Yogayı diğer felsefelerden ayrıcalıklı kılan insanlığın köklerinin çok eski yazılı kaynaklarda olmasıdır. Bu kaynaklar Vedalar gibi Hint-Avrupa dillerinin ilk yazılarıdır. Binlerce sayfayı bulan bu eserler Türkçeye hiç çevrilmedi. Bora Ercan, öncelikle Vedalar ve Upanishadlar gibi eserlerin önemini, bu eserlerin ortaya çıktığı İÖ 1500`lü yılların Hindistanı`nın siyasi ve sosyal koşullarını Marksist tarih anlayışıyla çözümlerken, örnek çeviriler aracılığıyla da günümüze ışık tutacak yorumlarda bulunuyor. Yoganın, klasik bir benzetmeyle, buzdağının görünmeyen bölümlerine ışık tutmayı amaçlayan eserde Yoga Tattva Upanishad gibi yoga için çok önemli bir metnin tamamının Türkçe çevirisi veriliyor. Yazar, diğer bir yandan da Annales Tarih Okulu’nun felsefi yaklaşımıyla bugünden mitolojiye yogayı derinlemesine incelemektedir.

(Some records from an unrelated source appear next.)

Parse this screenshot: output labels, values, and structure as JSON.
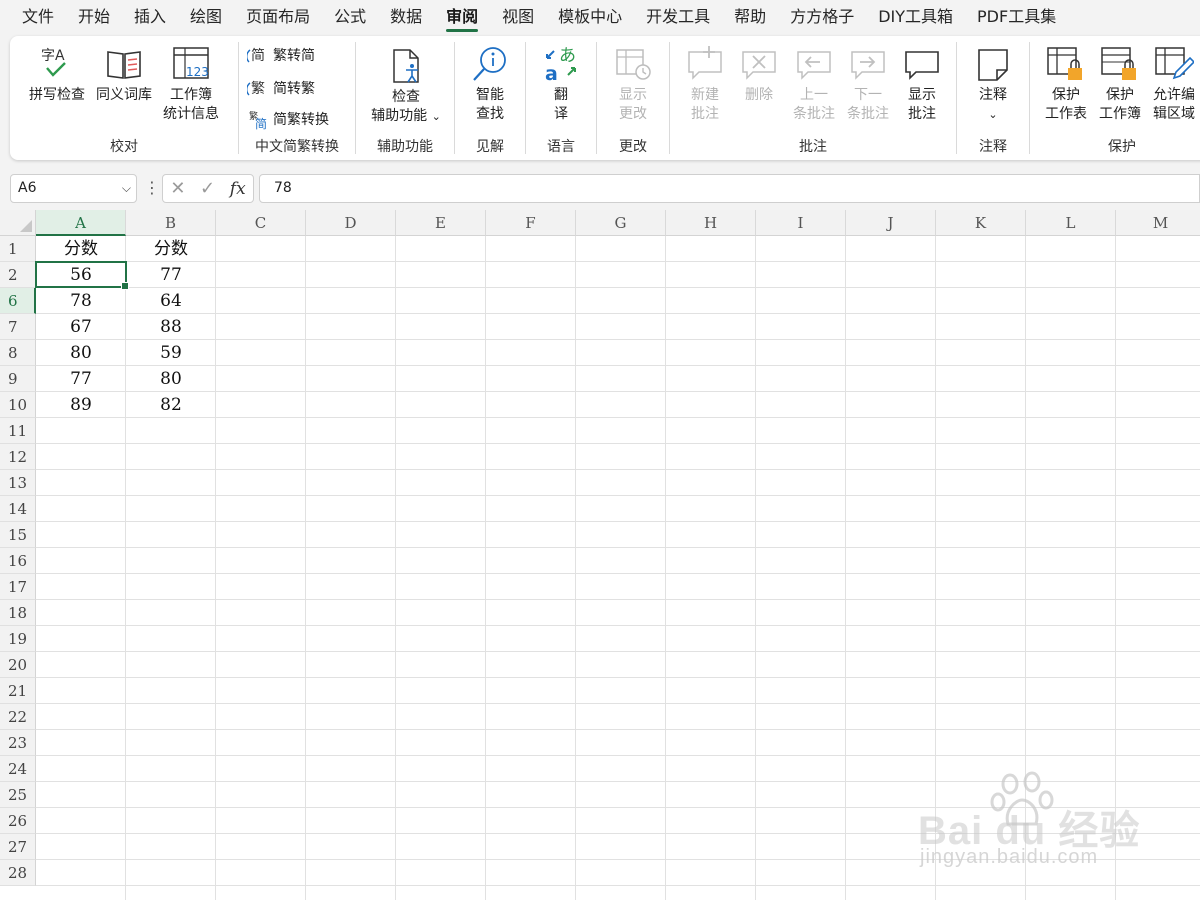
{
  "menu": {
    "tabs": [
      {
        "label": "文件"
      },
      {
        "label": "开始"
      },
      {
        "label": "插入"
      },
      {
        "label": "绘图"
      },
      {
        "label": "页面布局"
      },
      {
        "label": "公式"
      },
      {
        "label": "数据"
      },
      {
        "label": "审阅",
        "active": true
      },
      {
        "label": "视图"
      },
      {
        "label": "模板中心"
      },
      {
        "label": "开发工具"
      },
      {
        "label": "帮助"
      },
      {
        "label": "方方格子"
      },
      {
        "label": "DIY工具箱"
      },
      {
        "label": "PDF工具集"
      }
    ]
  },
  "ribbon": {
    "proofing": {
      "label": "校对",
      "spell_check": "拼写检查",
      "thesaurus": "同义词库",
      "workbook_stats_line1": "工作簿",
      "workbook_stats_line2": "统计信息"
    },
    "chinese_conversion": {
      "label": "中文简繁转换",
      "to_simplified": "繁转简",
      "to_traditional": "简转繁",
      "convert": "简繁转换"
    },
    "accessibility": {
      "label": "辅助功能",
      "check_line1": "检查",
      "check_line2": "辅助功能"
    },
    "insights": {
      "label": "见解",
      "smart_lookup_line1": "智能",
      "smart_lookup_line2": "查找"
    },
    "language": {
      "label": "语言",
      "translate_line1": "翻",
      "translate_line2": "译"
    },
    "changes": {
      "label": "更改",
      "show_changes_line1": "显示",
      "show_changes_line2": "更改"
    },
    "comments": {
      "label": "批注",
      "new_line1": "新建",
      "new_line2": "批注",
      "delete": "删除",
      "prev_line1": "上一",
      "prev_line2": "条批注",
      "next_line1": "下一",
      "next_line2": "条批注",
      "show_line1": "显示",
      "show_line2": "批注"
    },
    "notes": {
      "label": "注释",
      "notes_btn": "注释"
    },
    "protect": {
      "label": "保护",
      "sheet_line1": "保护",
      "sheet_line2": "工作表",
      "workbook_line1": "保护",
      "workbook_line2": "工作簿",
      "ranges_line1": "允许编",
      "ranges_line2": "辑区域"
    }
  },
  "formula_bar": {
    "name_box": "A6",
    "cancel_glyph": "✕",
    "enter_glyph": "✓",
    "fx_glyph": "fx",
    "formula": "78"
  },
  "sheet": {
    "columns": [
      "A",
      "B",
      "C",
      "D",
      "E",
      "F",
      "G",
      "H",
      "I",
      "J",
      "K",
      "L",
      "M"
    ],
    "selected_column": "A",
    "row_numbers": [
      "1",
      "2",
      "6",
      "7",
      "8",
      "9",
      "10",
      "11",
      "12",
      "13",
      "14",
      "15",
      "16",
      "17",
      "18",
      "19",
      "20",
      "21",
      "22",
      "23",
      "24",
      "25",
      "26",
      "27",
      "28"
    ],
    "selected_row": "6",
    "data": {
      "header": [
        "分数",
        "分数"
      ],
      "rows": [
        [
          "56",
          "77"
        ],
        [
          "78",
          "64"
        ],
        [
          "67",
          "88"
        ],
        [
          "80",
          "59"
        ],
        [
          "77",
          "80"
        ],
        [
          "89",
          "82"
        ]
      ]
    }
  },
  "watermark": {
    "logo_text": "Bai du 经验",
    "url": "jingyan.baidu.com"
  },
  "colors": {
    "accent": "#217346",
    "ribbon_icon_blue": "#1e6fc4",
    "lock_orange": "#f2a52a",
    "disabled": "#b3b3b3"
  }
}
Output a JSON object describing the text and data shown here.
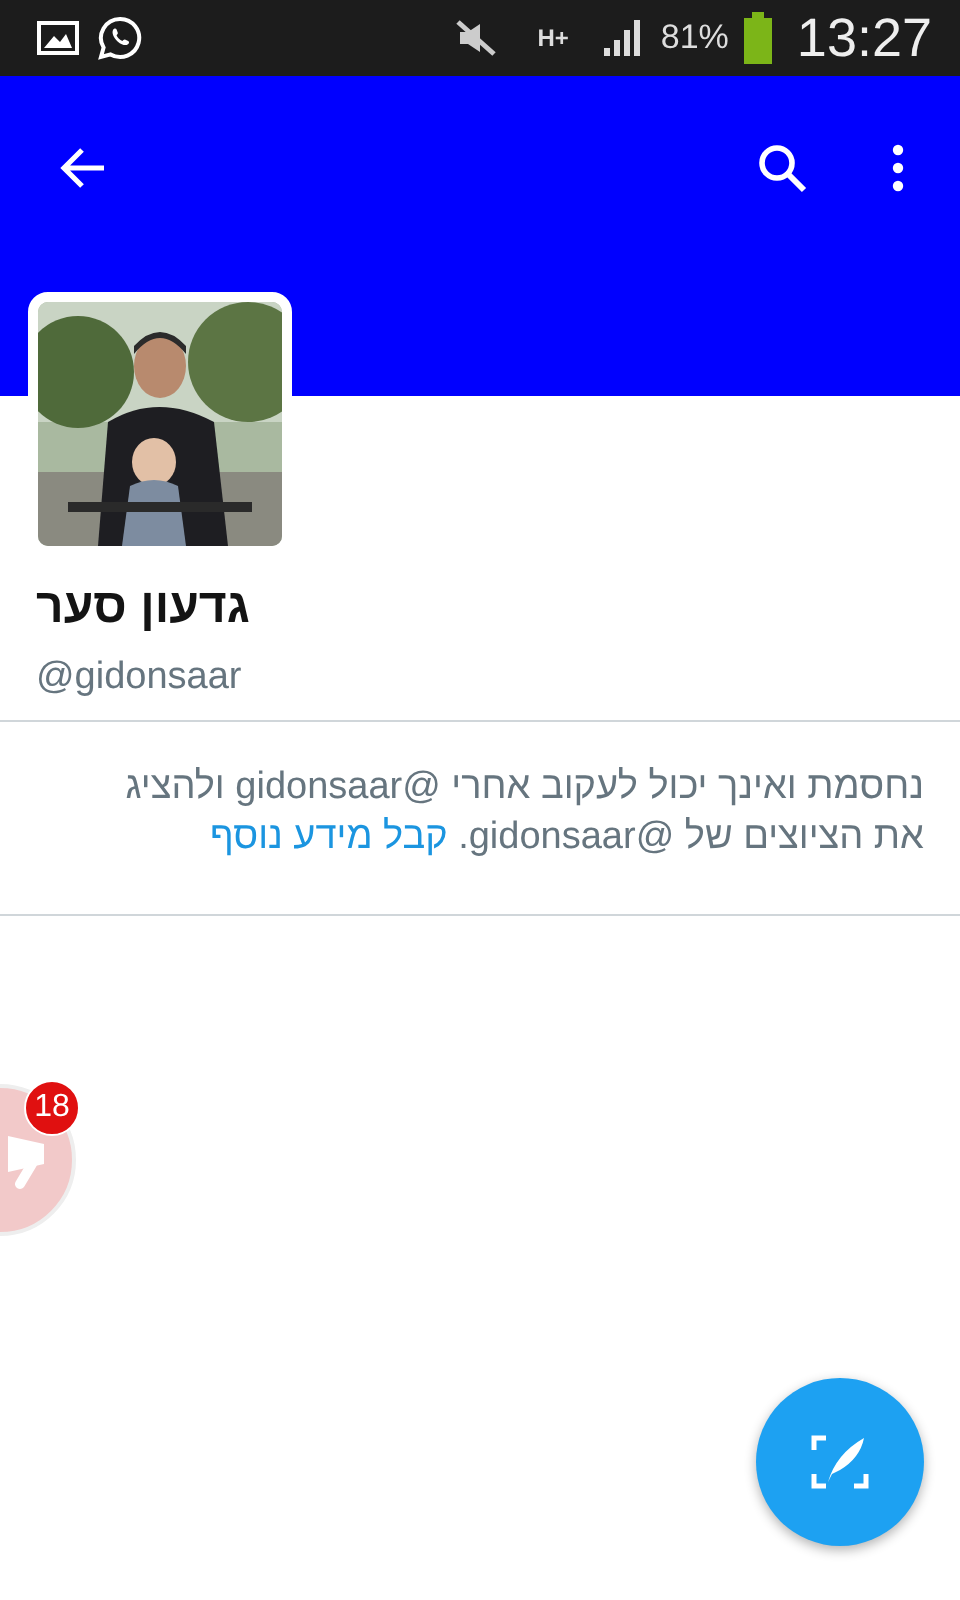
{
  "status_bar": {
    "network": "H+",
    "battery_percent": "81%",
    "time": "13:27"
  },
  "profile": {
    "name": "גדעון סער",
    "handle": "@gidonsaar"
  },
  "notice": {
    "text": "נחסמת ואינך יכול לעקוב אחרי @gidonsaar ולהציג את הציוצים של @gidonsaar.",
    "link": "קבל מידע נוסף"
  },
  "chat_head": {
    "badge": "18"
  }
}
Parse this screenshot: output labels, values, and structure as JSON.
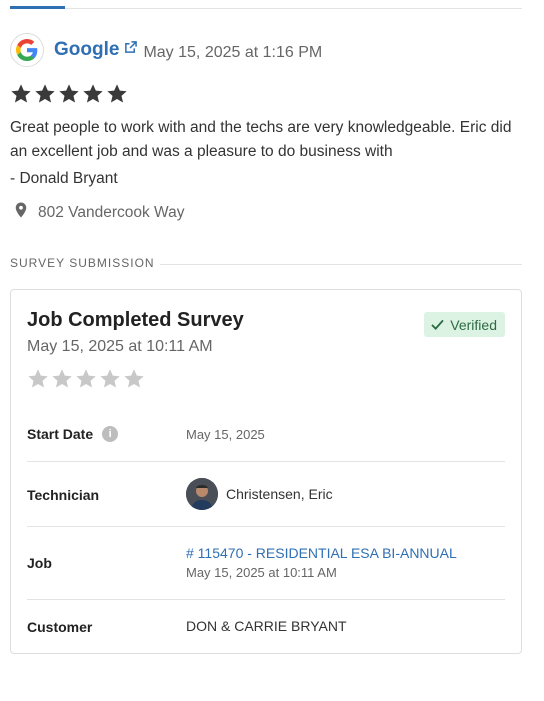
{
  "review": {
    "source": "Google",
    "date": "May 15, 2025 at 1:16 PM",
    "rating": 5,
    "text": "Great people to work with and the techs are very knowledgeable. Eric did an excellent job and was a pleasure to do business with",
    "author": "- Donald Bryant",
    "location": "802 Vandercook Way"
  },
  "section": {
    "label": "SURVEY SUBMISSION"
  },
  "survey": {
    "title": "Job Completed Survey",
    "date": "May 15, 2025 at 10:11 AM",
    "badge": "Verified",
    "rating": 0,
    "start_date_label": "Start Date",
    "start_date_value": "May 15, 2025",
    "technician_label": "Technician",
    "technician_name": "Christensen, Eric",
    "job_label": "Job",
    "job_link": "# 115470 - RESIDENTIAL ESA BI-ANNUAL",
    "job_date": "May 15, 2025 at 10:11 AM",
    "customer_label": "Customer",
    "customer_value": "DON & CARRIE BRYANT"
  },
  "colors": {
    "link": "#2f6fb3",
    "star_filled": "#3a3a3a",
    "star_empty": "#c8c8c8",
    "verified_bg": "#dcf3e3"
  }
}
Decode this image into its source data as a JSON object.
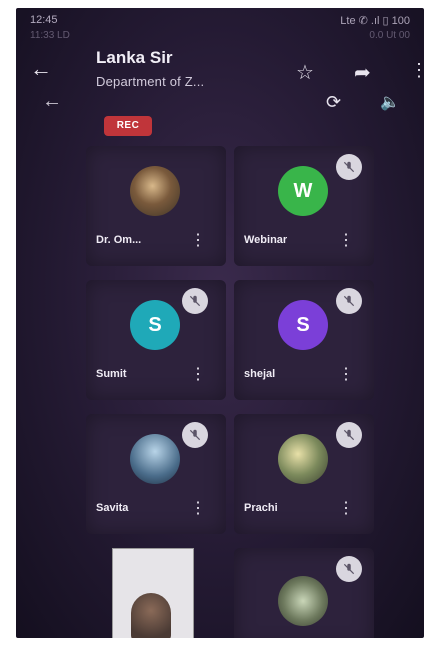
{
  "status_bar": {
    "time": "12:45",
    "right_text": "Lte ✆ .ıl ▯ 100",
    "ghost_left": "11:33 LD",
    "ghost_right": "0.0 Ut 00"
  },
  "header": {
    "title": "Lanka Sir",
    "subtitle": "Department of Z...",
    "rec_label": "REC"
  },
  "participants": [
    {
      "name": "Dr. Om...",
      "avatar_letter": "",
      "avatar_color": "#8c6a48",
      "muted": false
    },
    {
      "name": "Webinar",
      "avatar_letter": "W",
      "avatar_color": "#39b54a",
      "muted": true
    },
    {
      "name": "Sumit",
      "avatar_letter": "S",
      "avatar_color": "#1fa9b8",
      "muted": true
    },
    {
      "name": "shejal",
      "avatar_letter": "S",
      "avatar_color": "#7b3fd8",
      "muted": true
    },
    {
      "name": "Savita",
      "avatar_letter": "",
      "avatar_color": "#4a6c8a",
      "muted": true
    },
    {
      "name": "Prachi",
      "avatar_letter": "",
      "avatar_color": "#7c8a5c",
      "muted": true
    },
    {
      "name": "",
      "avatar_letter": "",
      "avatar_color": "#6e7a5e",
      "muted": true
    }
  ],
  "icons": [
    "back-arrow-icon",
    "star-icon",
    "share-icon",
    "more-vert-icon",
    "rotate-camera-icon",
    "speaker-icon",
    "mic-off-icon"
  ]
}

Ülkemizde sadece popüler bir moda gibi algılanmaya başlayan yogayı gerçek anlamıyla anlamak isteyenler için bir kitap. Tamamı üç ciltte tamamlanacak olan eserin ilk cildi.....
2015 yılı itibarıyla internetteki arama motorlarında yoga ile ilgili araştırma yaptığınızda, saniyenin yarısı kadar bir sürede 454 milyondan fazla sonuç çıkıyor ve bu sayı gün geçtikçe artıyor. Arama motoruna “spor” yazdığımızdaysa neredeyse yarısı kadar bir sonuca ulaşıyoruz. Bunun temel nedeni yoganın önünün daima açık olmasıdır. Yoga, kendisini tekrar ederek tüketmez, tam tersine sürekli yeniler. Var olan tarzlar bir araya getirilerek oluşturulan yeni tarzlar, geleneksel tarzları takip edenler tarafından pek hoş karşılanmasa da, bu aslında geleneksel yöntemleri kendi kaynaklarıyla üreten doğasına da uygundur.